Almost everything but fish and oil has to be imported — including bands. National tour itineraries don’t include Alaska. The flight is long and expensive, and only Anchorage and Fairbanks and maybe Juneau can support a mid-sized show. So artists at their peak rarely pass through. When I joke that it must be an ideal setting to catch the Goo Goo Dolls, Alvarez tells me that they were here last month. Sell-out.

This scarcity of live music has created a permanent demand. Everyone remotely interested in seeing bands wants to see everything because there’s a chance the act will never return. Metal heshers attend Garth Brooks concerts. Nostalgia lingers from No Doubt’s bravura performance in 2000. The Cold War Kids are treated like they actually ended the Cold War. No less than five people breathlessly invoke next month’s Portugal. The Man homecoming show. Still, Anchorage itself has mostly churned out nothing but metal, bluegrass, and bar bands with high aspirations and no expectations.

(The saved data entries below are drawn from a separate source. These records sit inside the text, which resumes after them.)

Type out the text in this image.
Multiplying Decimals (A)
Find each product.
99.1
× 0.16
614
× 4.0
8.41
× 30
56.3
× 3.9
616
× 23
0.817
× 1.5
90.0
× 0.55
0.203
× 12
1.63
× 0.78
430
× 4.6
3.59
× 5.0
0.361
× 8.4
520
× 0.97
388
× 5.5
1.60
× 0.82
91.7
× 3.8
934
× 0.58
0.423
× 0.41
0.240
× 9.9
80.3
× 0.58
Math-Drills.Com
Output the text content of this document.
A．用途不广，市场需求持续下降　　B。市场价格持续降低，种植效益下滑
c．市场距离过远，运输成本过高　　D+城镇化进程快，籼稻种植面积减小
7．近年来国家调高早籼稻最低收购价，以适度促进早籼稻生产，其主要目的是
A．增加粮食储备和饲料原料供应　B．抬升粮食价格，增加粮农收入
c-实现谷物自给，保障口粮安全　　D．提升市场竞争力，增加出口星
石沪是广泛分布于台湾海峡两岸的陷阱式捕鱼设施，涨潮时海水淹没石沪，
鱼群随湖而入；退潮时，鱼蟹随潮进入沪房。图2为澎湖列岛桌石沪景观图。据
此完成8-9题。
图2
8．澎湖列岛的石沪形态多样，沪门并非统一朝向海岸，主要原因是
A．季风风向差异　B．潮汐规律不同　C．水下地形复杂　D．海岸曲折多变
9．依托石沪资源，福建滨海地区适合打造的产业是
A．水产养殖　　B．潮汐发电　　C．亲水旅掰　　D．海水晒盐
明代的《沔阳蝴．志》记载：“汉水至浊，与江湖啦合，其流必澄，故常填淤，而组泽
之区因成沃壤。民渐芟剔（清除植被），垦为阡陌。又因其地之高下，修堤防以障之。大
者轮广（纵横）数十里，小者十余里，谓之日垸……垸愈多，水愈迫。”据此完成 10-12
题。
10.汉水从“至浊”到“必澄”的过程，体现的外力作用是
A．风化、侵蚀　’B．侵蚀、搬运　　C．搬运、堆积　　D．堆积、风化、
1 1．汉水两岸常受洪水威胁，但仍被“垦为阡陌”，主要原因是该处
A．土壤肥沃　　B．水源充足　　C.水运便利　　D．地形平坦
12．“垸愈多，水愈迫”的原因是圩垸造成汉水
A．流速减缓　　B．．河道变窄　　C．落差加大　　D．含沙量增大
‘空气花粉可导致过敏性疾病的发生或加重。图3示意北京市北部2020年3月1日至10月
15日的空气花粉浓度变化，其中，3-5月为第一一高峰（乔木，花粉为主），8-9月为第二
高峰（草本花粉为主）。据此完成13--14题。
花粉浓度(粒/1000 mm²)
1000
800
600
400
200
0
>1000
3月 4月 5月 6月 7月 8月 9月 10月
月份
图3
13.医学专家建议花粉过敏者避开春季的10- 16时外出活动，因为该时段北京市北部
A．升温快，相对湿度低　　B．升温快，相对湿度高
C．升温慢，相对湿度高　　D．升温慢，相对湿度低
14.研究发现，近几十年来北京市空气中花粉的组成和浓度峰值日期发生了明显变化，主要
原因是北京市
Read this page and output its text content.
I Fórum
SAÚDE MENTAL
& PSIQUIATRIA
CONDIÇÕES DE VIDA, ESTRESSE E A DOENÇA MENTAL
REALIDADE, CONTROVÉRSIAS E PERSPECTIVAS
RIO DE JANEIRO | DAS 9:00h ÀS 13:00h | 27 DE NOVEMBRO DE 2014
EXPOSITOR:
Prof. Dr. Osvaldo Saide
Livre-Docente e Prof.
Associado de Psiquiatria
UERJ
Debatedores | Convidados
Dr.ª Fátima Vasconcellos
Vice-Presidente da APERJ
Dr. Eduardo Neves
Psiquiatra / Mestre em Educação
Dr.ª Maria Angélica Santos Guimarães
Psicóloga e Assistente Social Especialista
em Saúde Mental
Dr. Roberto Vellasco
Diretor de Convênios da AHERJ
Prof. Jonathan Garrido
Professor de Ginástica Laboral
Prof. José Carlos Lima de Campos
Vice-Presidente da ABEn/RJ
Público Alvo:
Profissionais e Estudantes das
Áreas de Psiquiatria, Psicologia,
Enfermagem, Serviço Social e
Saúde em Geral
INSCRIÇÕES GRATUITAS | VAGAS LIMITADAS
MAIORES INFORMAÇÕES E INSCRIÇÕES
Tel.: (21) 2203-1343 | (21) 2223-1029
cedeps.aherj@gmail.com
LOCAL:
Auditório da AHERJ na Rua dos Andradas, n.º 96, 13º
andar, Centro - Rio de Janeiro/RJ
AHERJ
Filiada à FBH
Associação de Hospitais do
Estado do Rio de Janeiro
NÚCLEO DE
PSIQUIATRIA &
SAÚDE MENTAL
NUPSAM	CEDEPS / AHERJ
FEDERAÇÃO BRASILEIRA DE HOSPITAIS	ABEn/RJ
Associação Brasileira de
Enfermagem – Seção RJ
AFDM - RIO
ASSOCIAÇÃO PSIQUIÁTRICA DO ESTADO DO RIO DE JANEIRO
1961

But neutral observers, bands, and promoters agree that there have been measurable cultural tremors in Anchorage lately. Beyond music, tax credits have stirred an incipient film and commercial industry. There have been a half-dozen Alaskan wildlife reality shows in the last two years (Deadliest Catch, Flying Wild, Sarah Palin’s Alaska), with more in production. Not quite a movement, but there is the sense that for the first time, it’s not mandatory for creatively inclined Alaskans to migrate to places where “putting a bird on it” doesn’t mean shooting it, stuffing it, and placing it on a mantle.

Despite that, Alaska’s reputation (or lack thereof) precedes it. Last month, The Awl ranked Alaska 47th out of 50 states for its musical contributions. As I write this sentence, the most famous Alaskan pop event of 2012 was a Pitbull visit to the Walmart in Kodiak (population 6,300). The trip stemmed from an Internet meme-scheme to exile the pop-reggaeton groan to the most rural spot imaginable. The people of Kodiak were so excited that they presented him with the key to the city and a survival kit that included bear repellent.